When Gordon Welchman was brought in by the NSA during the Cold War to crack Russian codes, he found the work surprisingly similar to his work at Bletchley. Luckily, even after Bletchley had been stripped of any clues to its existence in 1945, several Bombes had been kept, by GCHQ and the NSA, giving the USA a key advantage.

Bletchley Park today highlights and celebrates the works of the code-breakers who worked tirelessly throughout the war, with little to no recognition, to thwart the Germans in a battle of wits.

Initially you’re given a brief introduction to the history of Bletchley and code-breaking before you’re given an audio guide and allowed to explore the grounds at your own pace.

The beautiful, famous manor house (above) shows visitors the scale of the operations at Bletchley before they were upscaled. The initiator of the increase in workforce, Gordon Welchman, is celebrated here too, his work so frequently overshadowed by Turing.

Various huts are open to the public. Hut 9 contains information about the redevelopment of Bletchley, having been left in a state of disrepair when it closed in 1945. This hut explores the archaeological techniques used to understand it’s original appearance, and allow developers to recreate this as accurately as possible.

The other huts take visitors through the various stages of code-breaking,  with interactive activities in various rooms giving people of all ages the chance to try their hand at cracking the Enigma code. All the huts have been restored to their original condition, and some contain audio-visual effects to recreate conditions just over 70 years ago.

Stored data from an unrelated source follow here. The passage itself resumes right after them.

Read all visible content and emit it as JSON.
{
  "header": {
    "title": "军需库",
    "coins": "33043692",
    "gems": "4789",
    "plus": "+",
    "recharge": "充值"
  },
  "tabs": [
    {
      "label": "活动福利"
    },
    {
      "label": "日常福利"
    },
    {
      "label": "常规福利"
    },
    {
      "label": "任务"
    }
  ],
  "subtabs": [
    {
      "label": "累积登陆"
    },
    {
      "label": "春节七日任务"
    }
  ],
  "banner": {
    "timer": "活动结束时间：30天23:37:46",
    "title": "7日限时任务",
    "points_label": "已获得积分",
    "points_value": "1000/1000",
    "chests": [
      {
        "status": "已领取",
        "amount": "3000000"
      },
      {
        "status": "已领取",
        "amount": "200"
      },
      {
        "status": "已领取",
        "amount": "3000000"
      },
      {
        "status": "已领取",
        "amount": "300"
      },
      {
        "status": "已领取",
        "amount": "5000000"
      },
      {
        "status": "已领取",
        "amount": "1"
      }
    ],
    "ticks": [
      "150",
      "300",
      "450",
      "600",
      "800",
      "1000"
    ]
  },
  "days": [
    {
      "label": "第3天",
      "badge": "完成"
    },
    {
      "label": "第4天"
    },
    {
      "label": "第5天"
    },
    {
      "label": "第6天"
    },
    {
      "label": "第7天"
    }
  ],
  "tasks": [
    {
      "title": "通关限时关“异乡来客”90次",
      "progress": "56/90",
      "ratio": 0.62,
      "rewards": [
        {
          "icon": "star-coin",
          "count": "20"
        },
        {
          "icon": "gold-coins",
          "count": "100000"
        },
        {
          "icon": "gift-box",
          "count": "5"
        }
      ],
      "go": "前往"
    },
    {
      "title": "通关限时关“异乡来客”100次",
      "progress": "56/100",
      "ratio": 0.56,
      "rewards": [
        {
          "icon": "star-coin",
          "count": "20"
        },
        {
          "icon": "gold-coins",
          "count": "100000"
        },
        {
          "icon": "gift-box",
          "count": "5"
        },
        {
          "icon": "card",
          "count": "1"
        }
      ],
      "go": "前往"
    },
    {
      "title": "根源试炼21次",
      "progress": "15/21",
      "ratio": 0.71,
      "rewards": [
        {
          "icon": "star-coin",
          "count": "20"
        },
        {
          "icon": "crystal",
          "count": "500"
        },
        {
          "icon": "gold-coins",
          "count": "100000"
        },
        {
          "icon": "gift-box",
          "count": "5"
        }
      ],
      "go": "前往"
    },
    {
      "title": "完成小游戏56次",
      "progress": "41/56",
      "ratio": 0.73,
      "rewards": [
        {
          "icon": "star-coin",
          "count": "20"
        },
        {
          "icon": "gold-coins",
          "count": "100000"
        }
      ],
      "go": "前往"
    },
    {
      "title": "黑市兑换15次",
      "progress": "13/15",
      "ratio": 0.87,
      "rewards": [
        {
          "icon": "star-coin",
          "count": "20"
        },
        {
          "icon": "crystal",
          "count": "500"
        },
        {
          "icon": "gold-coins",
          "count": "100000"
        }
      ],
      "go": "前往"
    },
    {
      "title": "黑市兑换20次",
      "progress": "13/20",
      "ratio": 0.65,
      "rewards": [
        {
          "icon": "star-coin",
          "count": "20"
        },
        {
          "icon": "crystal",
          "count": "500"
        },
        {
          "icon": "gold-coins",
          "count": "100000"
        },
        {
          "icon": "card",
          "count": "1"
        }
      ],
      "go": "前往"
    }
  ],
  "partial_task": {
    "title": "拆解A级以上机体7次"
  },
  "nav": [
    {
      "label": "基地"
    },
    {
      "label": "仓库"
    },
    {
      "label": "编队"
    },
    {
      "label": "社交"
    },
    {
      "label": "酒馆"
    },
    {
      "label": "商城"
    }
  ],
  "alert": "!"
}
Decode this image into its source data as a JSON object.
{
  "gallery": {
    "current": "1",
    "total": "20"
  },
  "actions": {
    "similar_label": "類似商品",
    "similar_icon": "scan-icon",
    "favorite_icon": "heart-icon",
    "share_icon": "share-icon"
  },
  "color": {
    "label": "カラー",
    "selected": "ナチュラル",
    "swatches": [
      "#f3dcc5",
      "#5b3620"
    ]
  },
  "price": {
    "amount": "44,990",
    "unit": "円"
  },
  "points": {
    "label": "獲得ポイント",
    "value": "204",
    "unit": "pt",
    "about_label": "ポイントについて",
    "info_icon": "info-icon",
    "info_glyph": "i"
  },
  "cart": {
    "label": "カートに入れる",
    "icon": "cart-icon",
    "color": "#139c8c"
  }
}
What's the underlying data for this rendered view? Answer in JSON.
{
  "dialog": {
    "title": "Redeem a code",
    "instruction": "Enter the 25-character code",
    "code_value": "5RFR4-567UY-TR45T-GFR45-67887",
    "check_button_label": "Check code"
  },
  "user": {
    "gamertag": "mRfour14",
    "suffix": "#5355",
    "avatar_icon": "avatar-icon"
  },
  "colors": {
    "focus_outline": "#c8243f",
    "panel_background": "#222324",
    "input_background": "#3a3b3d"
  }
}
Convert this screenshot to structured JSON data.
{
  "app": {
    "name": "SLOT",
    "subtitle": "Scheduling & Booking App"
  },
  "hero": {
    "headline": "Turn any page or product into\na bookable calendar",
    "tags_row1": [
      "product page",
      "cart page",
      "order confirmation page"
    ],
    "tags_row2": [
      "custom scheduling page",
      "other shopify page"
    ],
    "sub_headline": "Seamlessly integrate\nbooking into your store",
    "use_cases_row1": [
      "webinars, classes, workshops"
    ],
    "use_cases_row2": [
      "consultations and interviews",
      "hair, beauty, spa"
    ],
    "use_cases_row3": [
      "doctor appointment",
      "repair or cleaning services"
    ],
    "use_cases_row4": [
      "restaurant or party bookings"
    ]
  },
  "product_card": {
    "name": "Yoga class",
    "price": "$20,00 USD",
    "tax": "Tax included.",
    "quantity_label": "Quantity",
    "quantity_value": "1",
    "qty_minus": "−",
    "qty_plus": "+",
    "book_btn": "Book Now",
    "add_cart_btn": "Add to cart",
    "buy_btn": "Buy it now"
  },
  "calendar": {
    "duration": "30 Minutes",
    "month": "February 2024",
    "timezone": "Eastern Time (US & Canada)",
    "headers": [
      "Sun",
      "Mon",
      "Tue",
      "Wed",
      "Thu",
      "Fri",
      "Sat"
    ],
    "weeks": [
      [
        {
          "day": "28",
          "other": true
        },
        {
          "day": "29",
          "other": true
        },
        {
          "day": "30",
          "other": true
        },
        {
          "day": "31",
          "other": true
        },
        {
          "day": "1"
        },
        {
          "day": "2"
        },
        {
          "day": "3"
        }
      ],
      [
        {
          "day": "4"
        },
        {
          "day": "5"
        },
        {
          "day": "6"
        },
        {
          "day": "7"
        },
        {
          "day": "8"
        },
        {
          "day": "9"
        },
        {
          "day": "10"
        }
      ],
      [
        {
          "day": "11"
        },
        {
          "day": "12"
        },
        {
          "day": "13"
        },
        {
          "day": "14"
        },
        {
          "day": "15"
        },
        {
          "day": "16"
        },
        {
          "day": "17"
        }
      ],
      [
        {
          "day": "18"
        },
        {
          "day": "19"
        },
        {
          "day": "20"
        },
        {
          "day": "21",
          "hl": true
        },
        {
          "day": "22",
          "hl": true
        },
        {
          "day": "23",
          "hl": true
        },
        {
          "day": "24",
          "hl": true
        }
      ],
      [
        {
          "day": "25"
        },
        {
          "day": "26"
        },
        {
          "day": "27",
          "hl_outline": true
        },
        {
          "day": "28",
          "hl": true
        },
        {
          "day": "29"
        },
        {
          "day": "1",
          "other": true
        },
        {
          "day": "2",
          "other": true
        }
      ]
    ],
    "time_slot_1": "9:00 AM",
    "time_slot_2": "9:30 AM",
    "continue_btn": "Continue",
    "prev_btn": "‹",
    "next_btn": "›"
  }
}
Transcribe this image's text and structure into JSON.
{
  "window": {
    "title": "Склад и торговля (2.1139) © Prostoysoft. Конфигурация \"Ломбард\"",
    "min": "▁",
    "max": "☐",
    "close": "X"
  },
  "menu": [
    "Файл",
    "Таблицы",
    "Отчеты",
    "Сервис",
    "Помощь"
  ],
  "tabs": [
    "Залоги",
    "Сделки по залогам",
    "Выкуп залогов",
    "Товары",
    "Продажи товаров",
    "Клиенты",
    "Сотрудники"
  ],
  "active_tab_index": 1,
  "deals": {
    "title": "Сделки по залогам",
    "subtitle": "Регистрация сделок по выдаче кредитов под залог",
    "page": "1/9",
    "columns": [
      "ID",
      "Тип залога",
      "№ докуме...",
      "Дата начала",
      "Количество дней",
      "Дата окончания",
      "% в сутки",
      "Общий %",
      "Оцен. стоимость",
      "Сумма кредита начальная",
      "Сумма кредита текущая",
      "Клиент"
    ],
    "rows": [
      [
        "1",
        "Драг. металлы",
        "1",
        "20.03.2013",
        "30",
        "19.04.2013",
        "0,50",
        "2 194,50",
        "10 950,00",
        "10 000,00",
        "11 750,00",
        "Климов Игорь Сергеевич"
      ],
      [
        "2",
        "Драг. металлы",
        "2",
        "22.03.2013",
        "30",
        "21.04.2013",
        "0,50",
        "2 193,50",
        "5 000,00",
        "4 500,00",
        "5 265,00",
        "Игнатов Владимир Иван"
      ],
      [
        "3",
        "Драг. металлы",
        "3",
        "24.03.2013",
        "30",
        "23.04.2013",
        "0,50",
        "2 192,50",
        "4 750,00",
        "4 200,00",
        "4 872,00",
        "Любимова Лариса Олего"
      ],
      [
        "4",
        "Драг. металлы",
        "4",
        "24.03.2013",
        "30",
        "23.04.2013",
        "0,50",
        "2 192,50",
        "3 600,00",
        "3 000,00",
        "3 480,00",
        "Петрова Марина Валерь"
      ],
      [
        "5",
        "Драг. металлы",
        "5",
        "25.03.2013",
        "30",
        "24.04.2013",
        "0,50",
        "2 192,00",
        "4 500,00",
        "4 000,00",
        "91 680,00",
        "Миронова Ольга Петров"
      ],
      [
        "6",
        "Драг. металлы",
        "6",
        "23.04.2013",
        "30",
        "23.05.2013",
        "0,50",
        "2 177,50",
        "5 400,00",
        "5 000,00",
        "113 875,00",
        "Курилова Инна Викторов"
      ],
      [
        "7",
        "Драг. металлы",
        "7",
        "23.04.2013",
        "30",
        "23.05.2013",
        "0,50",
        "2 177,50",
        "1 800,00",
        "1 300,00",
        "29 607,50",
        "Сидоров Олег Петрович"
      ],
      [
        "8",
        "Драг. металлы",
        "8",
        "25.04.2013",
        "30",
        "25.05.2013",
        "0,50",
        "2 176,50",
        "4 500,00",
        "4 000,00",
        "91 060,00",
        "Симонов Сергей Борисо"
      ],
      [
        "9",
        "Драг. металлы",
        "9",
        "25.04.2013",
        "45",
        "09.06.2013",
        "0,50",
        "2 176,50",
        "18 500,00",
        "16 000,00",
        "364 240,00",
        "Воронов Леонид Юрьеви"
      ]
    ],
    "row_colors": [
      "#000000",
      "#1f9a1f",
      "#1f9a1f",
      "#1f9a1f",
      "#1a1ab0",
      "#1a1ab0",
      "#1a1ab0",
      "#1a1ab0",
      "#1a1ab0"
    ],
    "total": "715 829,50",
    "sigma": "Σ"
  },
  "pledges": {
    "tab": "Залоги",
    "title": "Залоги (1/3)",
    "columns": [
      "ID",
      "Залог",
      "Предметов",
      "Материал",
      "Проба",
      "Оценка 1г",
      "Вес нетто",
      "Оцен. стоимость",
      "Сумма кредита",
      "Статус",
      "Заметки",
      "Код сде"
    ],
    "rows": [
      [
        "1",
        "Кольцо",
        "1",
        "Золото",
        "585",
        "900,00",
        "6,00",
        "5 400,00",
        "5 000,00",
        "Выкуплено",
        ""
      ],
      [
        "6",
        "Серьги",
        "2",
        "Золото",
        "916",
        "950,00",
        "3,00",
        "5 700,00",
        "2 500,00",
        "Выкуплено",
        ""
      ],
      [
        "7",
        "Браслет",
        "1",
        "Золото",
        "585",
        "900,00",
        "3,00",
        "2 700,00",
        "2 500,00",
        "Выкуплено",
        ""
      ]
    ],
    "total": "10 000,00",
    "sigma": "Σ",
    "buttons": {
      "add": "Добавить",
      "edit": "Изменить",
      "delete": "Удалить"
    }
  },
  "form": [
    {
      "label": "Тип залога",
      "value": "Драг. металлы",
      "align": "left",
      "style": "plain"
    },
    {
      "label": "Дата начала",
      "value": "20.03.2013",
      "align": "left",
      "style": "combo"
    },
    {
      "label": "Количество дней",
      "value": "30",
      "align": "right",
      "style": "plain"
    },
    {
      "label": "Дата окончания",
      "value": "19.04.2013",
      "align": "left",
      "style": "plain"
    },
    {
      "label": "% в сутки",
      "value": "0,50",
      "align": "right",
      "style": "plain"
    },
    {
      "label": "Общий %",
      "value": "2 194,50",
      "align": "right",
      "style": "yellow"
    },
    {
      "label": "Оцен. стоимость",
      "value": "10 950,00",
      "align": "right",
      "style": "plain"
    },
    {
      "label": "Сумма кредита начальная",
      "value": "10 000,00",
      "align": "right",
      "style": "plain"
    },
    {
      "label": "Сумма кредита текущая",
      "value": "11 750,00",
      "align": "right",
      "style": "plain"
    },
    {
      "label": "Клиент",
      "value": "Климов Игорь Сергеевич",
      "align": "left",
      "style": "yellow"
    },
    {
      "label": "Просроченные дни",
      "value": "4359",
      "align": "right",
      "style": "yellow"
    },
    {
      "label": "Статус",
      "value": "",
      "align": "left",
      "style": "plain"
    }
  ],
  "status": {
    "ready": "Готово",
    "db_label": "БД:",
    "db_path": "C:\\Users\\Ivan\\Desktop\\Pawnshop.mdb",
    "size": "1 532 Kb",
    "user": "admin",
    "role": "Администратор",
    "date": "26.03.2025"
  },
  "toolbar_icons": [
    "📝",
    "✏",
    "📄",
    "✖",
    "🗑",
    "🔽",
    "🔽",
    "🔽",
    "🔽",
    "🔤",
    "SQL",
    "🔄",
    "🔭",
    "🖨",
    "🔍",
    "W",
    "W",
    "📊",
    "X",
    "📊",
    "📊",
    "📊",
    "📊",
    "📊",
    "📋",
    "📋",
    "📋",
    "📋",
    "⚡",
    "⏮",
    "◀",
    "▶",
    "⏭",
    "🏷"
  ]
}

Visitors are also able to see the cottages inhabited by the code-breakers, although the interiors aren’t open to the public.

 

In 1995 a group of scientists and enthusiasts headed up by John Harper decided to try and rebuild the Bombe. When Bletchley was decommissioned all traces of the work that had dominated the lives of up to 3000 people for the past 6 years was burned or destroyed, so finding plans for the Bombe seemed impossible. 10 years later, after a decade of hard work, trial and error and sourcing now discontinued materials such as Bakelite they had a working Bombe. Today you can see this in action with demonstrations every half an hour.

 

Beside the rebuilt Bombe sits a beautiful graphite statue of Alan Turing, and the letter of apology from Gordon Brown for his conviction of “debauchery” when it was discovered he was a member of the LGBTQ+ community. Having chosen chemical castration over imprisonment, Turing tragically took his own life in 1954. Given that Turing’s work is said to have shortened the war by up to 2 years, saving potentially hundreds of thousands of lives, the fact it took nearly 50 years to pardon him is downright disgusting. Furthermore Parliament’s decision to overturn a bill which would pardon all those convicted of “debauchery” a few weeks ago shows just how static societies views on the LGBTQ+ community are, despite politicians constantly self-congratulating themselves on how progressive they think they are.

Today a memorial to all those who worked at Bletchley stands outside hut 2 bearing the inscription “We Also Served”. When Bletchley closed all those who worked there were sent away with strict instructions never to speak of their work, and for this reason so many achievements went uncelebrated. Since the Enigma code was declassified many of the men and women who worked there have released memoirs of their time at Bletchley. Most speak of fond memories, and many found love there.

Without the work of the Code breakers, WWII could have had a very different conclusion, with millions more innocent lives lost. It is thanks to their work that we live in the world we do today, and for that we salute them.

Admission to Bletchley Park costs between £14.00 and £17.25 for adults which includes unlimited access to the site for 1 calendar year. English Heritage members also enjoy a further discount.